My big concern is that my dad is using the fact that he and my stepmom are financing the wedding as a way to keep my mom out of all aspects of the planning and the event. My mom is terribly hurt that she can’t share the experience with me, and my dad doesn’t see why he should include her if she isn’t paying for it. I have asked them to please talk to each other and sort out some civil agreement, but it did not go well. I love my parents and am very close with all of them, but I can’t seem to talk to them about this without the conversation ending in tears and resentment. My mom is afraid she’ll be left off the wedding invitation entirely, and now that my dad has expressed a desire to make it clear that he and my stepmom are throwing the party, I think she will be. I feel like I am in the middle of a grudge match and I don’t know how to make sure all of my parents feel respected.
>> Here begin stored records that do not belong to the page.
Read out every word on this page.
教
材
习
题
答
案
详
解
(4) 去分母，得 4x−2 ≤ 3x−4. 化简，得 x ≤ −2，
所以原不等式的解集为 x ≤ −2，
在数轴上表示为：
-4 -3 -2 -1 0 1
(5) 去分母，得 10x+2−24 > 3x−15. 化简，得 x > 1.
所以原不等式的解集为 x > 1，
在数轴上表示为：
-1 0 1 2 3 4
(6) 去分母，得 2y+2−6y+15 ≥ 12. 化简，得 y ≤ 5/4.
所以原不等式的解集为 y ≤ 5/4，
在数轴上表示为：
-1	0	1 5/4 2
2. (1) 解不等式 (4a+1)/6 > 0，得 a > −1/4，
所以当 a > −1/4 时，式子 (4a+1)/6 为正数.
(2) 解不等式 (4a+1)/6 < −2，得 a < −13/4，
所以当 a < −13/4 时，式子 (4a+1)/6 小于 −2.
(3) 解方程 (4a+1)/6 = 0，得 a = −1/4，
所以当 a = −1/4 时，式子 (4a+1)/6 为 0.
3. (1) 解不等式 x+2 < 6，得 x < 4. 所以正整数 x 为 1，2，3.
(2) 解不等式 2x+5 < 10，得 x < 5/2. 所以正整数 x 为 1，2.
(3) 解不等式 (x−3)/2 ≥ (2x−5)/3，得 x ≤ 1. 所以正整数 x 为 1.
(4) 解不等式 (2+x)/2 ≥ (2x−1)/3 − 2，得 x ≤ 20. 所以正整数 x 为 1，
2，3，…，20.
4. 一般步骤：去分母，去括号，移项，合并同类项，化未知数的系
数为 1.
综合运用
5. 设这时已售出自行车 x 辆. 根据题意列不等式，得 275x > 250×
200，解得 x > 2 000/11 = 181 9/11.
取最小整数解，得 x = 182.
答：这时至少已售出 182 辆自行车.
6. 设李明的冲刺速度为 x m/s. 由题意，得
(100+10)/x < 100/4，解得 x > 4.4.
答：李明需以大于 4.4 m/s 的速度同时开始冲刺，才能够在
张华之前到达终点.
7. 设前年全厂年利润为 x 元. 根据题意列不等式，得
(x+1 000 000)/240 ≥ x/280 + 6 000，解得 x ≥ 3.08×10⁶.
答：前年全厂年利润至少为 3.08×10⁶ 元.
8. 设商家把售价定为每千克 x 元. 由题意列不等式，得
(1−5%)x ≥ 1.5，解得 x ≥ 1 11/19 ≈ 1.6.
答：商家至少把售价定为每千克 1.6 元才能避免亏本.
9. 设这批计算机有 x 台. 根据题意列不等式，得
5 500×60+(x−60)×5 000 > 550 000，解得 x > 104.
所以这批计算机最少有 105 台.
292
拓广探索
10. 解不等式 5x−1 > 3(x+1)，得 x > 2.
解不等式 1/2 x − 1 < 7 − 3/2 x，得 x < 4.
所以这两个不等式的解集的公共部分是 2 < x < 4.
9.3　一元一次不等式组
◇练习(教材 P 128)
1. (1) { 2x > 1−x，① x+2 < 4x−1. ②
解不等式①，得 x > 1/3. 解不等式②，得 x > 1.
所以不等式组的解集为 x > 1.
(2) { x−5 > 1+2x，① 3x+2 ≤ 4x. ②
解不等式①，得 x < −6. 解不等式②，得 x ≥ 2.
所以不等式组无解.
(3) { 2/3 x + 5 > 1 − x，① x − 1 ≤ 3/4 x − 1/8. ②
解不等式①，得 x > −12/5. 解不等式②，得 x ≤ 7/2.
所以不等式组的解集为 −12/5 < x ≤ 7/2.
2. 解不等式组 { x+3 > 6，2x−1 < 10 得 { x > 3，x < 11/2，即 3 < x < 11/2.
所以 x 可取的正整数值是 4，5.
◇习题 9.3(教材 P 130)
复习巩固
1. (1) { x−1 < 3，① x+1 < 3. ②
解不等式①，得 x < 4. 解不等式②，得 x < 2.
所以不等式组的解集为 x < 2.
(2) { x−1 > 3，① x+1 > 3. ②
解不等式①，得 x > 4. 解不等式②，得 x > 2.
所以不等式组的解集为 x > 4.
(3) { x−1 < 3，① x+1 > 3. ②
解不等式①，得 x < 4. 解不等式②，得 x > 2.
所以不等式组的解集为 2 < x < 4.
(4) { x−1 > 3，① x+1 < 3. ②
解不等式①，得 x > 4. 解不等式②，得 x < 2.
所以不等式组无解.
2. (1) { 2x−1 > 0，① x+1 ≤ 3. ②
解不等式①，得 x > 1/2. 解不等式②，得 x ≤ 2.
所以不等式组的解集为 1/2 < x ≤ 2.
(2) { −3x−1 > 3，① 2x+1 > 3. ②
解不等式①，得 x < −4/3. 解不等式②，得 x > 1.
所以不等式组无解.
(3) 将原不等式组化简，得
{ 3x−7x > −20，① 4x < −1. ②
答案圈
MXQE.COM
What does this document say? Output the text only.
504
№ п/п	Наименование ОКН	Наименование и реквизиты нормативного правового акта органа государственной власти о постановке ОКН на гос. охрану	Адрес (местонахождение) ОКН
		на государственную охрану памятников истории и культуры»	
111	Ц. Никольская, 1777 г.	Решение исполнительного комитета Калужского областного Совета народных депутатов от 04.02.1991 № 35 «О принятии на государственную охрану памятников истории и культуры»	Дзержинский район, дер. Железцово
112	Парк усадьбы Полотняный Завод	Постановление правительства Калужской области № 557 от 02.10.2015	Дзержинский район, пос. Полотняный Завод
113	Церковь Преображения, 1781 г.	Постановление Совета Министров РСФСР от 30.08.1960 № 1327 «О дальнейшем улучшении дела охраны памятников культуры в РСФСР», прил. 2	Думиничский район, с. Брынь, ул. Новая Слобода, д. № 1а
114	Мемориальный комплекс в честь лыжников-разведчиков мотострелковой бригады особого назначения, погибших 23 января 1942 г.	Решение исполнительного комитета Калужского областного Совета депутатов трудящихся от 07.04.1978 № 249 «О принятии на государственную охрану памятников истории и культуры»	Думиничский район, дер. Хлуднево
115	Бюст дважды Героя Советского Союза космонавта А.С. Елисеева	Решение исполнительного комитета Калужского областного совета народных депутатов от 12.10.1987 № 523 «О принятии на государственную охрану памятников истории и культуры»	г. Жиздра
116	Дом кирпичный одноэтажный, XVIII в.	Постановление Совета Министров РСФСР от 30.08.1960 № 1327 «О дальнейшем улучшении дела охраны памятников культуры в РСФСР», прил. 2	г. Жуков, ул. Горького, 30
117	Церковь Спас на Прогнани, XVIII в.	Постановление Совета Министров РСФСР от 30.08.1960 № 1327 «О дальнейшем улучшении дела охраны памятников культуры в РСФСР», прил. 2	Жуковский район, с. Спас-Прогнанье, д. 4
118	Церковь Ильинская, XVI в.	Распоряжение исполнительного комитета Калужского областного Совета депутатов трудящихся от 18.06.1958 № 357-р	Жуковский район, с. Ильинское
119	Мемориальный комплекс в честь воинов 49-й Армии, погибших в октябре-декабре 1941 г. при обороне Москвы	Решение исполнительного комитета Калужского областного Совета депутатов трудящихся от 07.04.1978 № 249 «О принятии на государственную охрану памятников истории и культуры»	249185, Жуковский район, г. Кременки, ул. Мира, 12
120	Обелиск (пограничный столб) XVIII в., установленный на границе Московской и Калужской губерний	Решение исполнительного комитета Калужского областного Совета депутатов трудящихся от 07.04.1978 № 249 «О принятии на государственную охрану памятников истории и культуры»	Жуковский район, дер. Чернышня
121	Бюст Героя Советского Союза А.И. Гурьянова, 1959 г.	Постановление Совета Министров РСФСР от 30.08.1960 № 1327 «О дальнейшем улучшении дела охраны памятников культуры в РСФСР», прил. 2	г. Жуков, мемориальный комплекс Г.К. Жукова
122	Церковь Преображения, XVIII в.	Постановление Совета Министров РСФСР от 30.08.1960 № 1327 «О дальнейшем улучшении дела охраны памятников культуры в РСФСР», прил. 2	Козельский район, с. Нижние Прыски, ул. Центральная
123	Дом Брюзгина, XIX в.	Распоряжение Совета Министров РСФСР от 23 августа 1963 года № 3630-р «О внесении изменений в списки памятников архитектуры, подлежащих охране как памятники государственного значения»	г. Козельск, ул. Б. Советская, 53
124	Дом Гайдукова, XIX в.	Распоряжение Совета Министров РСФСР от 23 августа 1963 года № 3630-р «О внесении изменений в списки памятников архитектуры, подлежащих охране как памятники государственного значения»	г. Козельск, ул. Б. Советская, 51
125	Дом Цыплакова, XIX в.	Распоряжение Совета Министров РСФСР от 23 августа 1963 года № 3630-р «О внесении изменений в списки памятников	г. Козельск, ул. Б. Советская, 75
Would it be completely tactless to ask my mom to officiate our wedding? This would make it so my father wouldn’t have to pay and my mom would have a visable role. I would like her to be involved and my HTB and I are not religious. Is this an absurd solution, or could it work? I don’t want my dad and stepmom to feel I am being disrespectful- I am extremely grateful for everything they’re doing- but I also want to keep my mom from being hurt. This whole thing has already been pretty painful. Any adivce?